Succinate dehydrogenase is involved in two processes, TCA cycle and oxadative phosphorylation. Use the localization, characteristics/properties and functions of the enzyme complex to demonstrate that TCA cycle cannot occur in the absence of oxygen.

Succinate dehydrogenase (SDH) plays a crucial role in both the tricarboxylic acid (TCA) cycle and oxidative phosphorylation, linking these two metabolic pathways. To demonstrate that the TCA cycle cannot occur effectively in the absence of oxygen, we can consider several aspects of SDH's localization, characteristics, properties, and functions.

Localization

1. Mitochondrial Inner Membrane: Succinate dehydrogenase is located in the inner mitochondrial membrane. This unique localization places it at the interface between the TCA cycle and the electron transport chain (ETC), which is where oxidative phosphorylation occurs.

Characteristics/Properties

2. Enzyme Complex: SDH is a flavoprotein and is also part of the larger complex II of the electron transport chain. It catalyzes the oxidation of succinate to fumarate while reducing ubiquinone to ubiquinol.

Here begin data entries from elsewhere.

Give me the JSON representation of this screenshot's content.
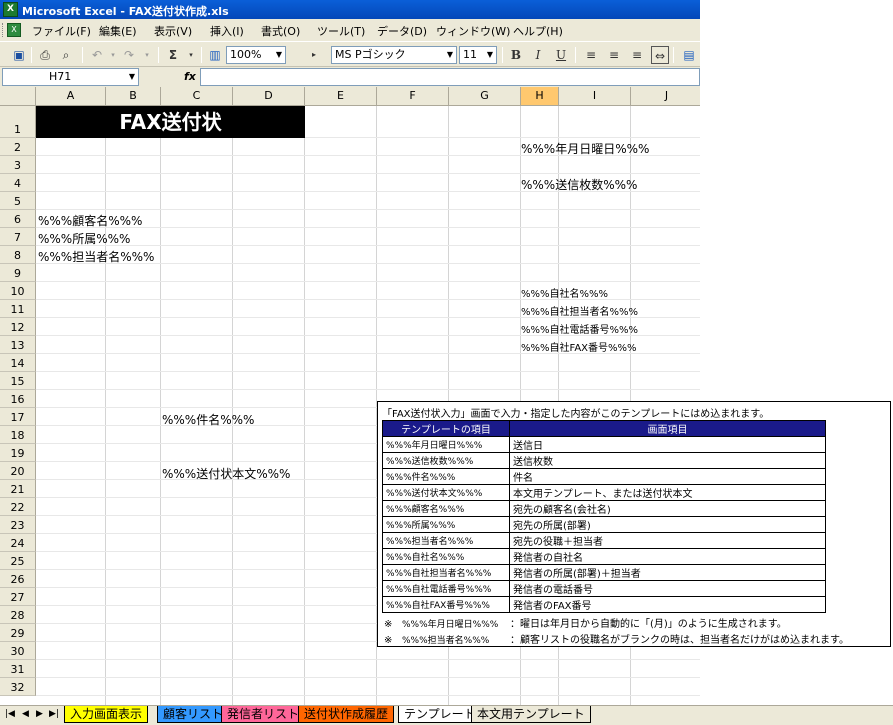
{
  "window": {
    "title": "Microsoft Excel - FAX送付状作成.xls",
    "app_icon": "excel-icon"
  },
  "menu": [
    "ファイル(F)",
    "編集(E)",
    "表示(V)",
    "挿入(I)",
    "書式(O)",
    "ツール(T)",
    "データ(D)",
    "ウィンドウ(W)",
    "ヘルプ(H)"
  ],
  "toolbar": {
    "zoom": "100%",
    "font_name": "MS Pゴシック",
    "font_size": "11",
    "bold": "B",
    "italic": "I",
    "underline": "U",
    "sum": "Σ"
  },
  "formula_bar": {
    "name_box": "H71",
    "fx": "fx",
    "content": ""
  },
  "columns": [
    "A",
    "B",
    "C",
    "D",
    "E",
    "F",
    "G",
    "H",
    "I",
    "J"
  ],
  "selected_column": "H",
  "rows": [
    "1",
    "2",
    "3",
    "4",
    "5",
    "6",
    "7",
    "8",
    "9",
    "10",
    "11",
    "12",
    "13",
    "14",
    "15",
    "16",
    "17",
    "18",
    "19",
    "20",
    "21",
    "22",
    "23",
    "24",
    "25",
    "26",
    "27",
    "28",
    "29",
    "30",
    "31",
    "32"
  ],
  "cells": {
    "title": "FAX送付状",
    "date": "%%%年月日曜日%%%",
    "pages": "%%%送信枚数%%%",
    "customer": "%%%顧客名%%%",
    "dept": "%%%所属%%%",
    "person": "%%%担当者名%%%",
    "own_company": "%%%自社名%%%",
    "own_person": "%%%自社担当者名%%%",
    "own_tel": "%%%自社電話番号%%%",
    "own_fax": "%%%自社FAX番号%%%",
    "subject": "%%%件名%%%",
    "body": "%%%送付状本文%%%"
  },
  "infobox": {
    "intro": "「FAX送付状入力」画面で入力・指定した内容がこのテンプレートにはめ込まれます。",
    "headers": [
      "テンプレートの項目",
      "画面項目"
    ],
    "rows": [
      [
        "%%%年月日曜日%%%",
        "送信日"
      ],
      [
        "%%%送信枚数%%%",
        "送信枚数"
      ],
      [
        "%%%件名%%%",
        "件名"
      ],
      [
        "%%%送付状本文%%%",
        "本文用テンプレート、または送付状本文"
      ],
      [
        "%%%顧客名%%%",
        "宛先の顧客名(会社名)"
      ],
      [
        "%%%所属%%%",
        "宛先の所属(部署)"
      ],
      [
        "%%%担当者名%%%",
        "宛先の役職＋担当者"
      ],
      [
        "%%%自社名%%%",
        "発信者の自社名"
      ],
      [
        "%%%自社担当者名%%%",
        "発信者の所属(部署)＋担当者"
      ],
      [
        "%%%自社電話番号%%%",
        "発信者の電話番号"
      ],
      [
        "%%%自社FAX番号%%%",
        "発信者のFAX番号"
      ]
    ],
    "notes": [
      {
        "mark": "※",
        "key": "%%%年月日曜日%%%",
        "text": "：曜日は年月日から自動的に「(月)」のように生成されます。"
      },
      {
        "mark": "※",
        "key": "%%%担当者名%%%",
        "text": "：顧客リストの役職名がブランクの時は、担当者名だけがはめ込まれます。"
      }
    ]
  },
  "sheet_tabs": [
    {
      "label": "入力画面表示",
      "color": "#ffff00"
    },
    {
      "label": "顧客リスト",
      "color": "#3399ff"
    },
    {
      "label": "発信者リスト",
      "color": "#ff6699"
    },
    {
      "label": "送付状作成履歴",
      "color": "#ff6600"
    },
    {
      "label": "テンプレート",
      "color": "#ffffff",
      "active": true
    },
    {
      "label": "本文用テンプレート",
      "color": "#ece9d8"
    }
  ]
}
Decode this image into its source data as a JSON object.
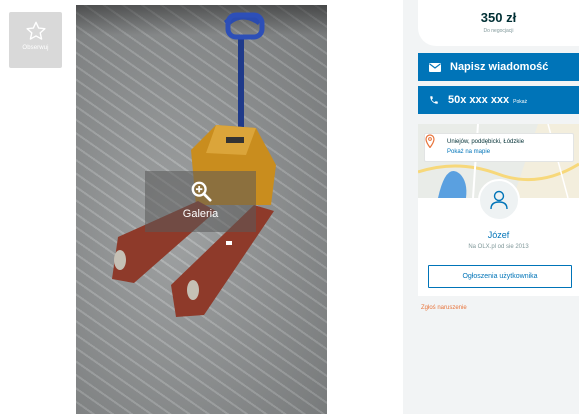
{
  "favorite": {
    "label": "Obserwuj",
    "icon": "star-icon"
  },
  "gallery": {
    "label": "Galeria",
    "icon": "zoom-in-icon"
  },
  "price": {
    "value": "350 zł",
    "note": "Do negocjacji"
  },
  "actions": {
    "message_label": "Napisz wiadomość",
    "message_icon": "envelope-icon",
    "phone_number": "50x xxx xxx",
    "phone_reveal": "Pokaż",
    "phone_icon": "phone-icon"
  },
  "location": {
    "text": "Uniejów, poddębicki, Łódzkie",
    "map_link": "Pokaż na mapie",
    "icon": "map-pin-icon"
  },
  "seller": {
    "name": "Józef",
    "since": "Na OLX.pl od sie 2013",
    "ads_button": "Ogłoszenia użytkownika",
    "avatar_icon": "user-icon"
  },
  "report_link": "Zgłoś naruszenie",
  "colors": {
    "primary": "#0074b8",
    "price_text": "#002f34",
    "report": "#e8743b",
    "side_bg": "#f2f4f5"
  }
}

3. Dependency on Aerobic Conditions: While the TCA cycle itself does not directly require oxygen, the continuation of the cycle heavily relies on the recycling of NAD⁺ and FAD, which are utilized in various reactions within the cycle. These cofactors are regenerated predominantly through the activity of the electron transport chain, particularly in the presence of oxygen.

Functions

4. Link Between TCA Cycle and Electron Transport Chain: SDH plays a double role as it is involved in the TCA cycle by converting succinate to fumarate, and concurrently, it feeds electrons into the electron transport chain. Without oxygen to act as the final electron acceptor in the ETC, the chain becomes backed up, which inhibits NADH and FADH₂ oxidation.

5. Inhibition of TCA Cycle Reaction: When oxygen is scarce, the electron transport chain cannot function properly, which leads to an accumulation of NADH and FADH₂. High levels of these reducing equivalents inhibit enzymes that require NAD⁺ or FAD, including those within the TCA cycle (like isocitrate dehydrogenase and alpha-ketoglutarate dehydrogenase). The inhibition of these enzymes effectively halts the cycle.

Conclusion

In summary, while the TCA cycle can technically initiate without oxygen, its functionality and continuity depend critically on the presence of oxygen due to the need for NAD⁺ and FAD regeneration in the electron transport chain. Succinate dehydrogenase exemplifies this link, as it is involved in both pathways. Without oxygen, the electron transport chain stalls, NAD⁺ and FAD are not replenished, and the TCA cycle cannot proceed effectively, illustrating that aerobic conditions are essential for sustained TCA cycle activity.